Enfin, l’enracinement de l’EI en Tunisie se nourrit directement de sa dynamique d’implantation dans la Libye voisine, où le chaos politico-militaire a permis l’éclosion de bases djihadistes. Les djihadistes tunisiens sont en nombre à Syrte, la place forte de l’EI sur le littoral central de la Libye, mais ils étaient aussi très actifs autour de Sabratha (située à 100 km de la frontière tunisienne), où l’EI disposait d’une présence plus discrète. Le raid américain du 19 février contre une ferme près de Sabratha, où une cinquantaine d’extrémistes (dont la majorité était de nationalité tunisienne) ont péri, a redistribué la donne stratégique dans cette région.

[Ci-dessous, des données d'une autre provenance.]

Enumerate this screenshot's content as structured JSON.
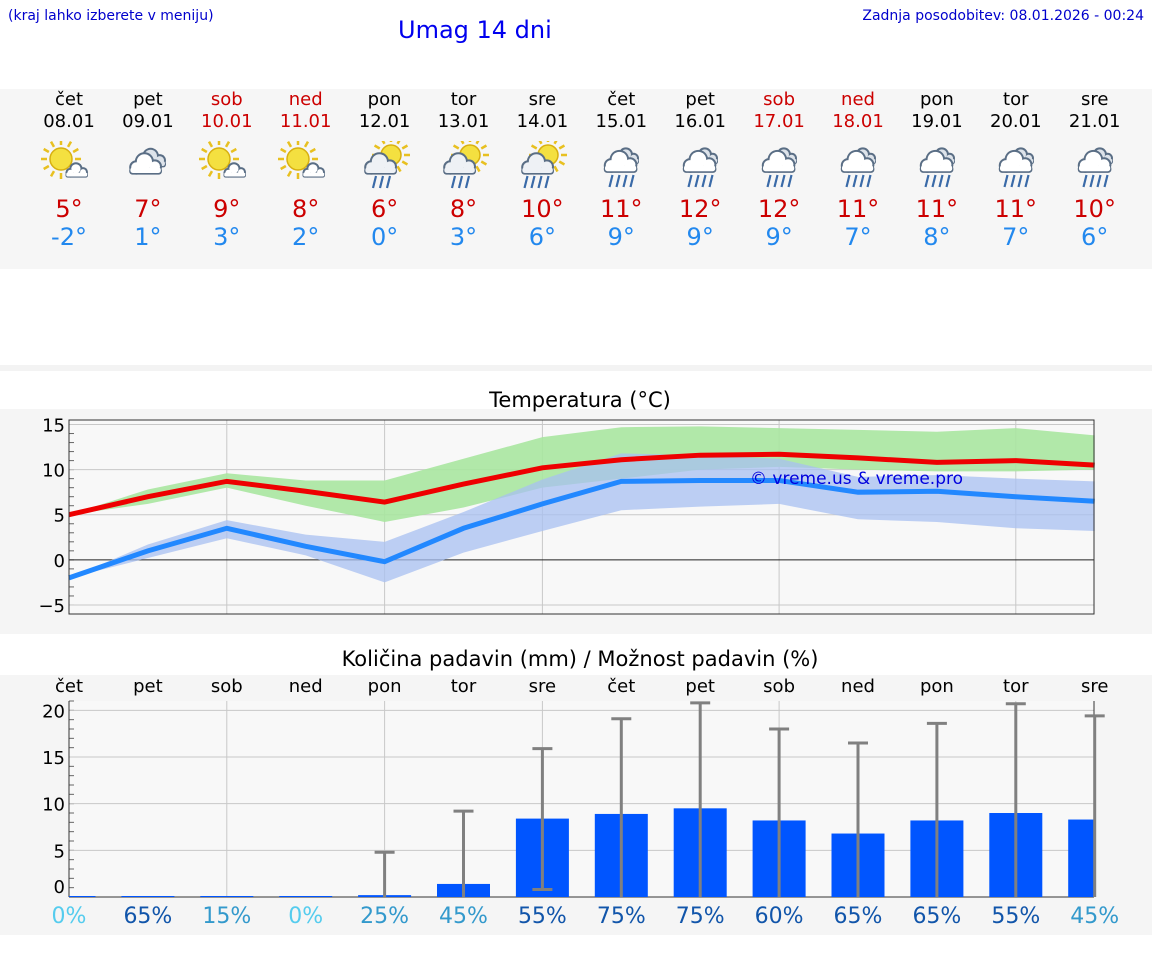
{
  "header": {
    "note": "(kraj lahko izberete v meniju)",
    "title": "Umag 14 dni",
    "updated": "Zadnja posodobitev: 08.01.2026 - 00:24"
  },
  "days": [
    {
      "name": "čet",
      "date": "08.01",
      "weekend": false,
      "icon": "sun-cloud-icon",
      "tmax": "5°",
      "tmin": "-2°"
    },
    {
      "name": "pet",
      "date": "09.01",
      "weekend": false,
      "icon": "cloudy-icon",
      "tmax": "7°",
      "tmin": "1°"
    },
    {
      "name": "sob",
      "date": "10.01",
      "weekend": true,
      "icon": "sun-cloud-icon",
      "tmax": "9°",
      "tmin": "3°"
    },
    {
      "name": "ned",
      "date": "11.01",
      "weekend": true,
      "icon": "sun-cloud-icon",
      "tmax": "8°",
      "tmin": "2°"
    },
    {
      "name": "pon",
      "date": "12.01",
      "weekend": false,
      "icon": "sun-cloud-rain-icon",
      "tmax": "6°",
      "tmin": "0°"
    },
    {
      "name": "tor",
      "date": "13.01",
      "weekend": false,
      "icon": "sun-cloud-rain-icon",
      "tmax": "8°",
      "tmin": "3°"
    },
    {
      "name": "sre",
      "date": "14.01",
      "weekend": false,
      "icon": "sun-cloud-heavy-rain-icon",
      "tmax": "10°",
      "tmin": "6°"
    },
    {
      "name": "čet",
      "date": "15.01",
      "weekend": false,
      "icon": "cloud-rain-icon",
      "tmax": "11°",
      "tmin": "9°"
    },
    {
      "name": "pet",
      "date": "16.01",
      "weekend": false,
      "icon": "cloud-rain-icon",
      "tmax": "12°",
      "tmin": "9°"
    },
    {
      "name": "sob",
      "date": "17.01",
      "weekend": true,
      "icon": "cloud-rain-icon",
      "tmax": "12°",
      "tmin": "9°"
    },
    {
      "name": "ned",
      "date": "18.01",
      "weekend": true,
      "icon": "cloud-rain-icon",
      "tmax": "11°",
      "tmin": "7°"
    },
    {
      "name": "pon",
      "date": "19.01",
      "weekend": false,
      "icon": "cloud-rain-icon",
      "tmax": "11°",
      "tmin": "8°"
    },
    {
      "name": "tor",
      "date": "20.01",
      "weekend": false,
      "icon": "cloud-rain-icon",
      "tmax": "11°",
      "tmin": "7°"
    },
    {
      "name": "sre",
      "date": "21.01",
      "weekend": false,
      "icon": "cloud-rain-icon",
      "tmax": "10°",
      "tmin": "6°"
    }
  ],
  "colors": {
    "max_line": "#ee0000",
    "min_line": "#2288ff",
    "max_band": "#a8e6a0",
    "min_band": "#a8c0f2",
    "overlap_band": "#80c8b0",
    "bar": "#0055ff",
    "weekend_text": "#cc0000",
    "title_blue": "#0000ee"
  },
  "chart_data": [
    {
      "type": "line",
      "title": "Temperatura (°C)",
      "watermark": "© vreme.us & vreme.pro",
      "ylim": [
        -6,
        15.5
      ],
      "yticks": [
        "15",
        "10",
        "5",
        "0",
        "−5"
      ],
      "ytick_values": [
        15,
        10,
        5,
        0,
        -5
      ],
      "x": [
        0,
        1,
        2,
        3,
        4,
        5,
        6,
        7,
        8,
        9,
        10,
        11,
        12,
        13
      ],
      "series": [
        {
          "name": "max",
          "values": [
            5,
            7,
            8.7,
            7.6,
            6.4,
            8.4,
            10.2,
            11.1,
            11.6,
            11.7,
            11.3,
            10.8,
            11.0,
            10.5
          ]
        },
        {
          "name": "min",
          "values": [
            -2,
            1,
            3.5,
            1.5,
            -0.2,
            3.5,
            6.2,
            8.7,
            8.8,
            8.8,
            7.5,
            7.6,
            7.0,
            6.5
          ]
        }
      ],
      "bands": [
        {
          "name": "max_range",
          "low": [
            5,
            6.2,
            8.0,
            6.0,
            4.2,
            5.8,
            8.0,
            9.0,
            10.0,
            10.3,
            10.0,
            9.8,
            9.8,
            10.0
          ],
          "high": [
            5,
            7.8,
            9.6,
            8.8,
            8.8,
            11.2,
            13.6,
            14.7,
            14.8,
            14.6,
            14.4,
            14.2,
            14.6,
            13.8
          ]
        },
        {
          "name": "min_range",
          "low": [
            -2,
            0.2,
            2.4,
            0.5,
            -2.5,
            0.8,
            3.2,
            5.5,
            5.9,
            6.2,
            4.5,
            4.2,
            3.5,
            3.2
          ],
          "high": [
            -2,
            1.7,
            4.4,
            2.8,
            2.0,
            5.3,
            8.9,
            11.8,
            11.6,
            11.2,
            9.2,
            9.4,
            9.0,
            8.7
          ]
        }
      ]
    },
    {
      "type": "bar",
      "title": "Količina padavin (mm) / Možnost padavin (%)",
      "ylim": [
        0,
        21
      ],
      "yticks": [
        "20",
        "15",
        "10",
        "5",
        "0"
      ],
      "ytick_values": [
        20,
        15,
        10,
        5,
        0
      ],
      "categories": [
        "čet",
        "pet",
        "sob",
        "ned",
        "pon",
        "tor",
        "sre",
        "čet",
        "pet",
        "sob",
        "ned",
        "pon",
        "tor",
        "sre"
      ],
      "values": [
        0,
        0.05,
        0.05,
        0.05,
        0.2,
        1.4,
        8.4,
        8.9,
        9.5,
        8.2,
        6.8,
        8.2,
        9.0,
        8.3
      ],
      "error_high": [
        0,
        0,
        0,
        0,
        4.8,
        9.2,
        15.9,
        19.1,
        20.8,
        18.0,
        16.5,
        18.6,
        20.7,
        19.4
      ],
      "error_low": [
        0,
        0,
        0,
        0,
        0,
        0,
        0.8,
        0,
        0,
        0,
        0,
        0,
        0,
        0
      ],
      "probability": [
        "0%",
        "65%",
        "15%",
        "0%",
        "25%",
        "45%",
        "55%",
        "75%",
        "75%",
        "60%",
        "65%",
        "65%",
        "55%",
        "45%"
      ],
      "probability_colors": [
        "#55ccee",
        "#1155aa",
        "#3399cc",
        "#55ccee",
        "#3399cc",
        "#3399cc",
        "#1155aa",
        "#1155aa",
        "#1155aa",
        "#1155aa",
        "#1155aa",
        "#1155aa",
        "#1155aa",
        "#3399cc"
      ]
    }
  ]
}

Confrontés désormais à l’hostilité de milices libyennes liées à Fajr Libya (« aube de la Libye »), la coalition politico-militaire qui domine la région de la Tripolitaine à partir de Tripoli, les groupes de l’EI ont dû se disperser, ce qui a eu pour effet de les rabattre sur la frontière tunisienne toute proche. Selon des analystes à Tunis, le projet d’établir une willaya (province) de l’EI à Ben Gardane a pu ainsi voir sa tentative d’exécution accélérée. Les assaillants du 7 mars ont pu agir – dans un premier temps – avec d’autant plus d’aisance que nombre d’entre eux étaient originaires de la ville. Ils opéraient d’une certaine manière leur retour au pays après le détour libyen. C’est cet effet boomerang qui n’en finit pas de menacer désormais la Tunisie, dont la transition démocratique post-2011 est un contre-modèle à abattre pour les djihadistes.